时间:2017-08-07 14:19:59

标签: python-3.x testing tensorflow lstm rnn

wordsList = np.load('training_data/wordsList.npy')
wordsList = wordsList.tolist() #Originally loaded as numpy array
wordsList = [word.decode('UTF-8') for word in wordsList] #Encode words as UTF-8
wordVectors = np.load('training_data/wordVectors.npy')

在变量

中加载了一些positiveFiles和negativeFiles
with tf.device('/gpu:0'):
    ids = np.zeros((numFiles, maxSeqLength), dtype='int32')
    fileCounter = 0
    for pf in positiveFiles:
       with open(pf, "r") as f:
           indexCounter = 0
           line=f.readline()
           cleanedLine = cleanSentences(line)
           split = cleanedLine.split()
           for word in split:
               try:
                   ids[fileCounter][indexCounter] = wordsList.index(word)
               except ValueError:
                   ids[fileCounter][indexCounter] = 399999 #Vector for unkown words
               #print('value :' + str(ids))
               indexCounter = indexCounter + 1
               if indexCounter >= maxSeqLength:
                   break
           fileCounter = fileCounter + 1

    for nf in negativeFiles:
       with open(nf, "r") as f:
           indexCounter = 0
           line=f.readline()
           cleanedLine = cleanSentences(line)
           split = cleanedLine.split()
           for word in split:
               try:
                   ids[fileCounter][indexCounter] = wordsList.index(word)
               except ValueError:
                   ids[fileCounter][indexCounter] = 399999 #Vector for unkown words
              # print('value :' + str(ids))
               indexCounter = indexCounter + 1
               if indexCounter >= maxSeqLength:
                   break
           fileCounter = fileCounter + 1
    #Pass into embedding function and see if it evaluates.

np.save('idsMatrix', ids)

batchSize = 24

培训和测试方法

def getTrainBatch():
    labels = []
    arr = np.zeros([batchSize, maxSeqLength])
    for i in range(batchSize):
        if (i % 2 == 0):
            num = randint(1,11499)
            labels.append([1,0])
        else:
            num = randint(13499,24999)
            labels.append([0,1])
        arr[i] = ids[num-1:num]
    return arr, labels

def getTestBatch():
    labels = []
    arr = np.zeros([batchSize, maxSeqLength])
    for i in range(batchSize):
        num = randint(11499,13499)
        if (num <= 12499):
            labels.append([1,0])
        else:
            labels.append([0,1])
        arr[i] = ids[num-1:num]
    return arr, labels

with tf.device('/gpu:0'):
    batchSize = 24
    lstmUnits = 64
    numClasses = 2
    iterations = 100000

    tf.reset_default_graph()

    labels = tf.placeholder(tf.float32, [batchSize, numClasses])
    input_data = tf.placeholder(tf.int32, [batchSize, maxSeqLength])

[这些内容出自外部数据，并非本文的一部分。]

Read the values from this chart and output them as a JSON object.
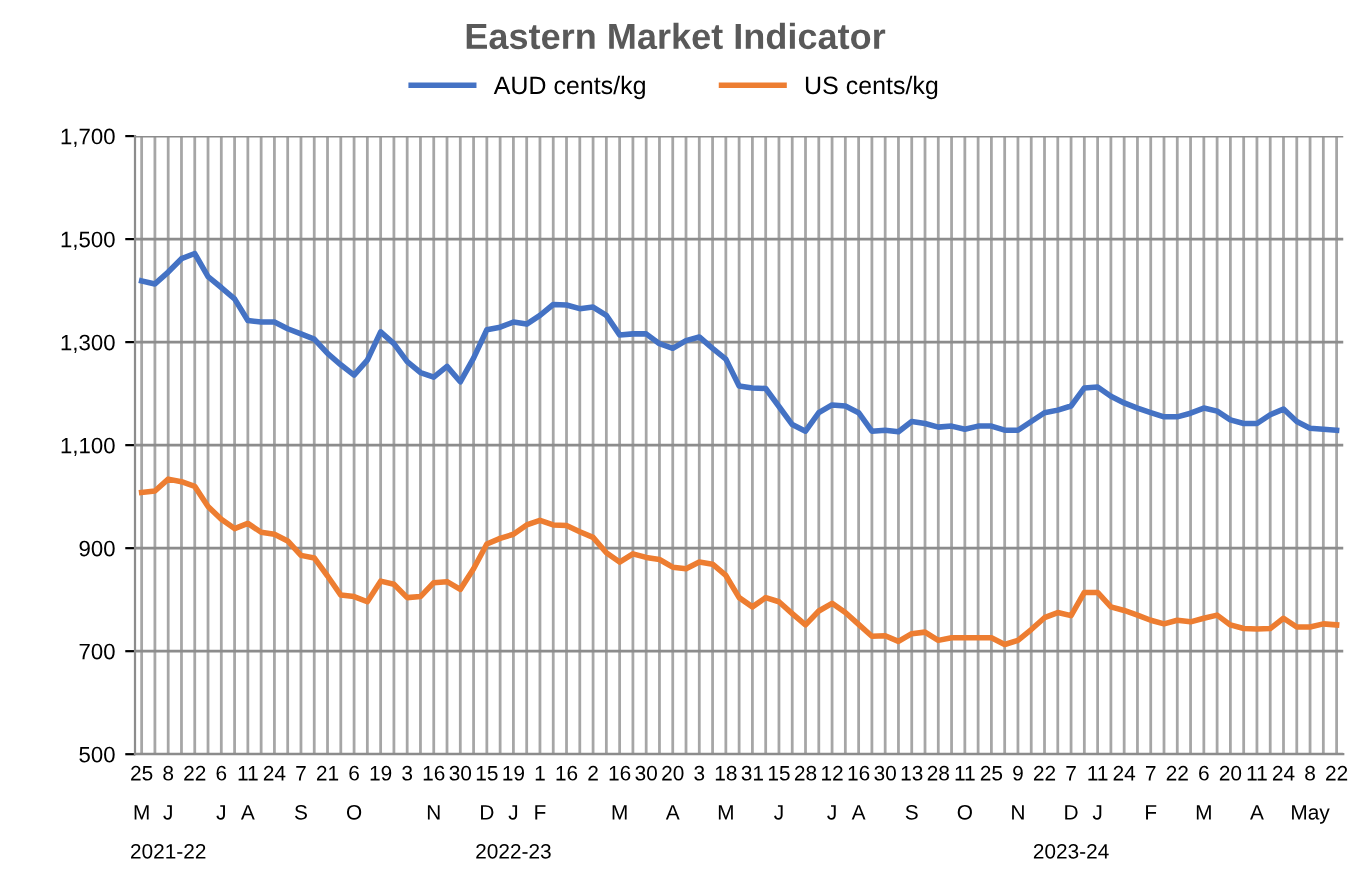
{
  "chart_data": {
    "type": "line",
    "title": "Eastern Market Indicator",
    "categories": [
      "25\nM",
      null,
      "8\nJ\n2021-22",
      null,
      "22",
      null,
      "6\nJ",
      null,
      "11\nA",
      null,
      "24",
      null,
      "7\nS",
      null,
      "21",
      null,
      "6\nO",
      null,
      "19",
      null,
      "3",
      null,
      "16\nN",
      null,
      "30",
      null,
      "15\nD",
      null,
      "19\nJ\n2022-23",
      null,
      "1\nF",
      null,
      "16",
      null,
      "2",
      null,
      "16\nM",
      null,
      "30",
      null,
      "20\nA",
      null,
      "3",
      null,
      "18\nM",
      null,
      "31",
      null,
      "15\nJ",
      null,
      "28",
      null,
      "12\nJ",
      null,
      "16\nA",
      null,
      "30",
      null,
      "13\nS",
      null,
      "28",
      null,
      "11\nO",
      null,
      "25",
      null,
      "9\nN",
      null,
      "22",
      null,
      "7\nD\n2023-24",
      null,
      "11\nJ",
      null,
      "24",
      null,
      "7\nF",
      null,
      "22",
      null,
      "6\nM",
      null,
      "20",
      null,
      "11\nA",
      null,
      "24",
      null,
      "8\nMay",
      null,
      "22"
    ],
    "series": [
      {
        "name": "AUD cents/kg",
        "color": "#4472c4",
        "values": [
          1419,
          1413,
          1436,
          1462,
          1472,
          1427,
          1406,
          1384,
          1342,
          1339,
          1339,
          1326,
          1316,
          1306,
          1278,
          1256,
          1236,
          1265,
          1320,
          1297,
          1262,
          1241,
          1232,
          1253,
          1223,
          1269,
          1324,
          1329,
          1339,
          1335,
          1352,
          1373,
          1372,
          1365,
          1368,
          1352,
          1314,
          1316,
          1316,
          1297,
          1288,
          1303,
          1310,
          1288,
          1267,
          1215,
          1211,
          1210,
          1175,
          1140,
          1127,
          1163,
          1178,
          1176,
          1163,
          1127,
          1129,
          1126,
          1146,
          1142,
          1135,
          1137,
          1131,
          1137,
          1137,
          1129,
          1129,
          1146,
          1163,
          1168,
          1176,
          1211,
          1213,
          1195,
          1182,
          1172,
          1163,
          1155,
          1155,
          1162,
          1172,
          1166,
          1149,
          1142,
          1142,
          1159,
          1170,
          1146,
          1133,
          1131,
          1129
        ]
      },
      {
        "name": "US cents/kg",
        "color": "#ed7d31",
        "values": [
          1008,
          1011,
          1034,
          1029,
          1020,
          981,
          956,
          938,
          948,
          931,
          927,
          914,
          886,
          881,
          846,
          809,
          806,
          796,
          836,
          830,
          804,
          806,
          833,
          835,
          820,
          860,
          908,
          919,
          927,
          945,
          954,
          945,
          944,
          932,
          921,
          891,
          873,
          889,
          882,
          878,
          863,
          860,
          873,
          869,
          847,
          804,
          786,
          804,
          796,
          773,
          751,
          778,
          793,
          775,
          752,
          729,
          730,
          719,
          734,
          737,
          721,
          726,
          726,
          726,
          726,
          713,
          721,
          742,
          765,
          775,
          769,
          814,
          814,
          786,
          779,
          770,
          760,
          753,
          760,
          757,
          764,
          770,
          751,
          744,
          743,
          744,
          764,
          747,
          747,
          753,
          751
        ]
      }
    ],
    "ylim": [
      500,
      1700
    ],
    "yticks": [
      {
        "value": 500,
        "label": "500"
      },
      {
        "value": 700,
        "label": "700"
      },
      {
        "value": 900,
        "label": "900"
      },
      {
        "value": 1100,
        "label": "1,100"
      },
      {
        "value": 1300,
        "label": "1,300"
      },
      {
        "value": 1500,
        "label": "1,500"
      },
      {
        "value": 1700,
        "label": "1,700"
      }
    ],
    "grid": true,
    "legend": "top",
    "marker": "none",
    "line_style": "solid"
  }
}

    data = tf.Variable(tf.zeros([batchSize, maxSeqLength, numDimensions]), dtype=tf.float32)
    data = tf.nn.embedding_lookup(wordVectors, input_data)

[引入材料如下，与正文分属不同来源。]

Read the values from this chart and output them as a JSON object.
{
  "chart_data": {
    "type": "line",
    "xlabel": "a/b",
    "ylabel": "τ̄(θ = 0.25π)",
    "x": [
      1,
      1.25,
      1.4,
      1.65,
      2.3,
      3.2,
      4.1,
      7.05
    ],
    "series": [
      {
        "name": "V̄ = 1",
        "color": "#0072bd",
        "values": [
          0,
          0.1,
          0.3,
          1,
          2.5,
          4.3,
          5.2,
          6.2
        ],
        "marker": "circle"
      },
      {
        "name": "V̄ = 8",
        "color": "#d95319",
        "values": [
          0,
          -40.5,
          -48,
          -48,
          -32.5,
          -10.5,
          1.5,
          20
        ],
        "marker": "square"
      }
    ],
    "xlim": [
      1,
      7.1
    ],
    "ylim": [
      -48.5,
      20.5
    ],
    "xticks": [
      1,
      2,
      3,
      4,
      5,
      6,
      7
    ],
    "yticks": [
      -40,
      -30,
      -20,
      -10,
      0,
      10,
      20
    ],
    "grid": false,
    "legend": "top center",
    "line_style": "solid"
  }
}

    lstmCell = tf.contrib.rnn.BasicLSTMCell(lstmUnits)
    lstmCell = tf.contrib.rnn.DropoutWrapper(cell=lstmCell, output_keep_prob=0.75)
    value, _ = tf.nn.dynamic_rnn(lstmCell, data, dtype=tf.float32)

with tf.device('/gpu:0'):
    weight = tf.Variable(tf.truncated_normal([lstmUnits, numClasses]))
    bias = tf.Variable(tf.constant(0.1, shape=[numClasses]))
    value = tf.transpose(value, [1, 0, 2])
    last = tf.gather(value, int(value.get_shape()[0]) - 1)
    prediction = (tf.matmul(last, weight) + bias)

correctPred = tf.equal(tf.argmax(prediction,1), tf.argmax(labels,1))
accuracy = tf.reduce_mean(tf.cast(correctPred, tf.float32))

loss = tf.reduce_mean(tf.nn.softmax_cross_entropy_with_logits(logits=prediction, labels=labels))
optimizer = tf.train.AdamOptimizer().minimize(loss)

sess = tf.InteractiveSession()
saver = tf.train.Saver()
sess.run(tf.global_variables_initializer())

with tf.device('/gpu:0'):
    for i in range(iterations):
        nextBatch, nextBatchLabels = getTrainBatch();
        sess.run(optimizer, {input_data: nextBatch, labels: nextBatchLabels})

iterations = 10
for i in range(iterations):
    nextBatch, nextBatchLabels = getTestBatch();
    sess.run(accuracy, {input_data: nextBatch, labels: nextBatchLabels})

这里我试图以给定句子的1或0形式预测输出。 从这个检查点加载这个文件之后......我怎么测试句子是肯定的(1)还是负的(0)。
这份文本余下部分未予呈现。